The other Christian churches inherited the unsound structure of Christian doctrine as an abstract object from the Catholic Church. The construction of Christian doctrine, i.e. its interpretation, has always been fundamentally unsound. Over time, Christianity has accumulated so much unsound material that its doctrine has become unusable beyond repair:
Martin Luther, 1521: I do not accept the authority of the popes and councils, for they have contradicted each other.
In terms of Tarski's semantic theory of truth, Christianity is a theory without a model. Christianity does not proceed by means of logical consequence -- it simply does not support that -- but by means of continuous re-axiomatization of inconsistent and outright contradictory tenets and pragmas leading to the accumulation of an increasing amount of nonsense.

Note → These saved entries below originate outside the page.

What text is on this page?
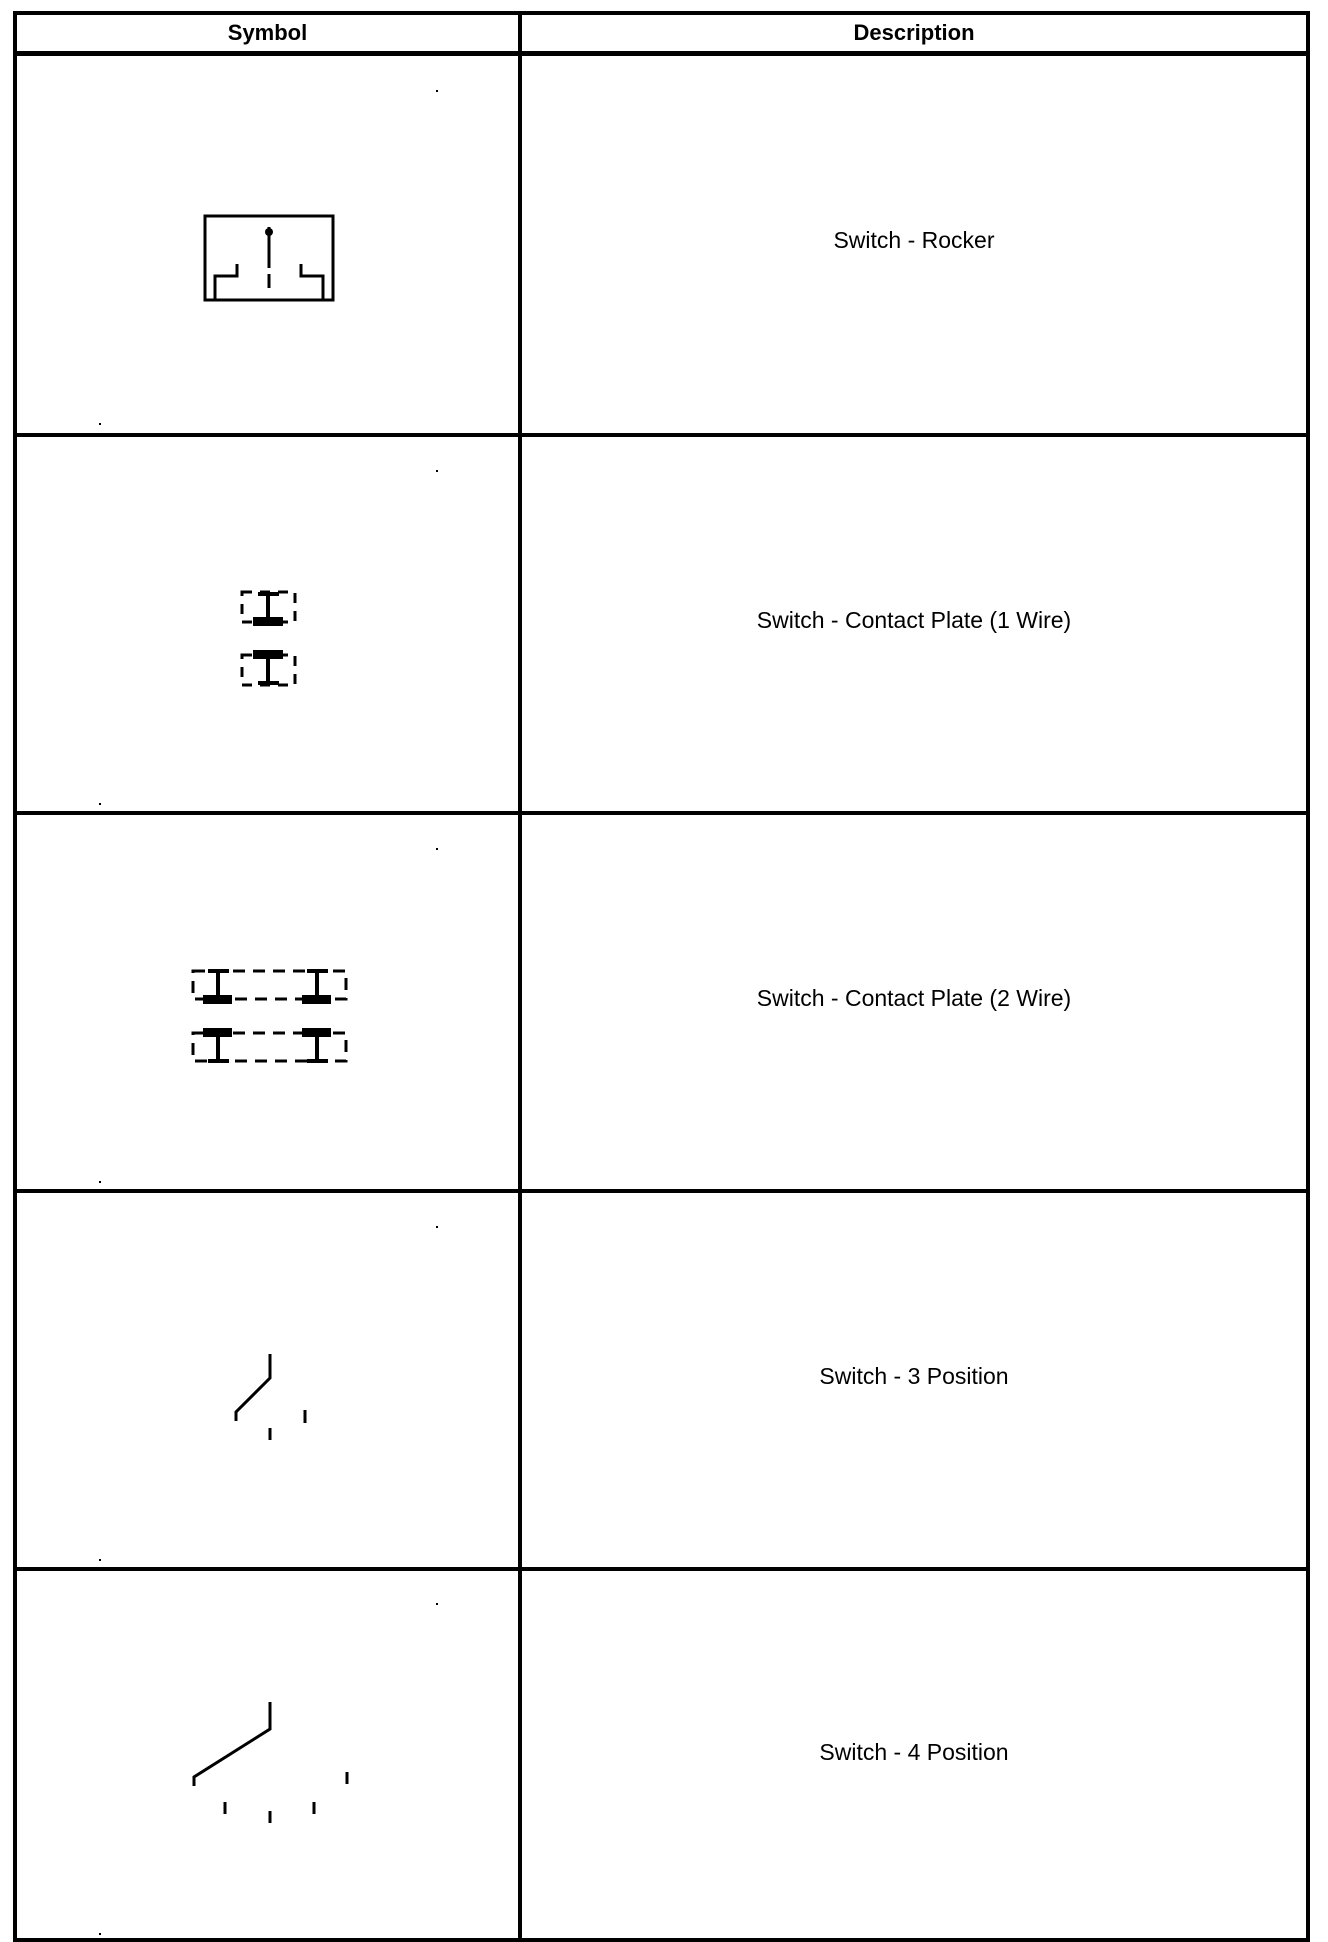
Symbol	Description
Switch - Rocker
Switch - Contact Plate (1 Wire)
Switch - Contact Plate (2 Wire)
Switch - 3 Position
Switch - 4 Position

No other religion does that.

It may not necessarily be possible to prove that the other religions are not one and the same abstract object. They actually might be. They could actually be one and the same thing, represented in different ways. Christianity, however, cannot possibly be the representation of that common abstract object. In that sense, Christianity is probably not even a religion.
It's a little hilarious that you correctly point out most folks don't care a whit about any of the details about religions, since they just end up believing what their parents do, but when asked about your thoughts on that topic, you try to bring up the very details that you just implied that few care about.
Lucky's argument promotes insight into our own motivations, a very Good Thing, as objective insight gives us more scope for choice.

May Godelian not be an exception to the rule that few people care? Agree with Godelian or not, Godelian obviously does care.